Stochastic reachability of a target tube: Theory and computation
For control theorists and engineers, this work provides a theoretically grounded, scalable method for probabilistic safety guarantees in stochastic systems, though it is incremental as it extends existing reachability concepts.
The paper addresses the stochastic reachability problem for constrained dynamical systems with stochastic uncertainty, aiming to maximize the probability of staying within time-varying state constraints. It provides theoretical conditions for the stochastic reach set and proposes a scalable, grid-free algorithm that computes polytopic underapproximations and synthesizes open-loop controllers, outperforming existing verification tools on numerical examples.

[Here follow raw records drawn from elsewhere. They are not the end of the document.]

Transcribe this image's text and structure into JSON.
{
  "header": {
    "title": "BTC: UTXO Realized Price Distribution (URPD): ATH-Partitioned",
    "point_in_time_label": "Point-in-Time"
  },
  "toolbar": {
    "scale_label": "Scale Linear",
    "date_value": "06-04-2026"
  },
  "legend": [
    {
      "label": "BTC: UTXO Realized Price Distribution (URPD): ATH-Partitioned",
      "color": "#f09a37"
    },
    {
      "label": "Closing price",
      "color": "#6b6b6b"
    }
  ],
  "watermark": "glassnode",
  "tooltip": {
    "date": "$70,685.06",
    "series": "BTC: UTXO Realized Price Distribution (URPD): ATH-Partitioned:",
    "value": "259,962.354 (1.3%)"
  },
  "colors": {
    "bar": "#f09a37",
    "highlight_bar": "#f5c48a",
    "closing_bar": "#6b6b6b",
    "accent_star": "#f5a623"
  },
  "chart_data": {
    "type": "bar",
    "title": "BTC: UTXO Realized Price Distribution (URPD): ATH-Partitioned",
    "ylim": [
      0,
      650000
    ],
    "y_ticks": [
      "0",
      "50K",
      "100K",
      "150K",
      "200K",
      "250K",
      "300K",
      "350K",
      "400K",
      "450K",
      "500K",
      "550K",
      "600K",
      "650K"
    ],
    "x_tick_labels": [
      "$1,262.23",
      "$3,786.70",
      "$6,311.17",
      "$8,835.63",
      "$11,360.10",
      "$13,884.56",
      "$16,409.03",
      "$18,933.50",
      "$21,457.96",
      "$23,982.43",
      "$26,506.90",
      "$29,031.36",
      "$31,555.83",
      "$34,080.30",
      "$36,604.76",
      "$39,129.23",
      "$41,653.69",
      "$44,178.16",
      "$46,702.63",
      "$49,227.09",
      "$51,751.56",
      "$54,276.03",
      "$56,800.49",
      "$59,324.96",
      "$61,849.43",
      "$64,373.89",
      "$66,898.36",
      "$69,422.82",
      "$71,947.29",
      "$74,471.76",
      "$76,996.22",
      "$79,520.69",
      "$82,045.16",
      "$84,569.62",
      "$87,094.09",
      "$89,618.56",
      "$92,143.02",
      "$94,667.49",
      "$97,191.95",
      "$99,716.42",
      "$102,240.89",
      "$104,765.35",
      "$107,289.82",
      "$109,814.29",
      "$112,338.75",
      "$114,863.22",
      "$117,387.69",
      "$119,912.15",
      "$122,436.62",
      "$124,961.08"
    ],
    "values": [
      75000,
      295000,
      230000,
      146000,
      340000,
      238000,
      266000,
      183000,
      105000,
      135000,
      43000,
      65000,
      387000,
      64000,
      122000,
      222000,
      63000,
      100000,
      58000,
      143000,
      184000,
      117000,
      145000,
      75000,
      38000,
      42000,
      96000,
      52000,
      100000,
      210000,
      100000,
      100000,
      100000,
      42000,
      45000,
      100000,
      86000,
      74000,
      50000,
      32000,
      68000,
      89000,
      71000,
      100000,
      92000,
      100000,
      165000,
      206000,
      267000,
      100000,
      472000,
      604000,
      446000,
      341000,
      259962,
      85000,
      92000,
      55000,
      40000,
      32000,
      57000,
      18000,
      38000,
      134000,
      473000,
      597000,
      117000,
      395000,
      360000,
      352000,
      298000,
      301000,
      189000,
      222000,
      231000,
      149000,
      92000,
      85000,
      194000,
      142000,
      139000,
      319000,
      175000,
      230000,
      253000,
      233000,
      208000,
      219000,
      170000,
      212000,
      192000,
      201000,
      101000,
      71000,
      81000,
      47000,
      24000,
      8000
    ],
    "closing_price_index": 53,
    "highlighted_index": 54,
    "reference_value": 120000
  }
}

Probabilistic guarantees of safety and performance are important in constrained dynamical systems with stochastic uncertainty. We consider the stochastic reachability problem, which maximizes the probability that the state remains within time-varying state constraints (i.e., a ``target tube''), despite bounded control authority. This problem subsumes the stochastic viability and terminal hitting-time stochastic reach-avoid problems. Of special interest is the stochastic reach set, the set of all initial states from which it is possible to stay in the target tube with a probability above a desired threshold. We provide sufficient conditions under which the stochastic reach set is closed, compact, and convex, and provide an underapproximative interpolation technique for stochastic reach sets. Utilizing convex optimization, we propose a scalable and grid-free algorithm that computes a polytopic underapproximation of the stochastic reach set and synthesizes an open-loop controller. This algorithm is anytime, i.e., it produces a valid output even on early termination. We demonstrate the efficacy and scalability of our approach on several numerical examples, and show that our algorithm outperforms existing software tools for verification of linear systems.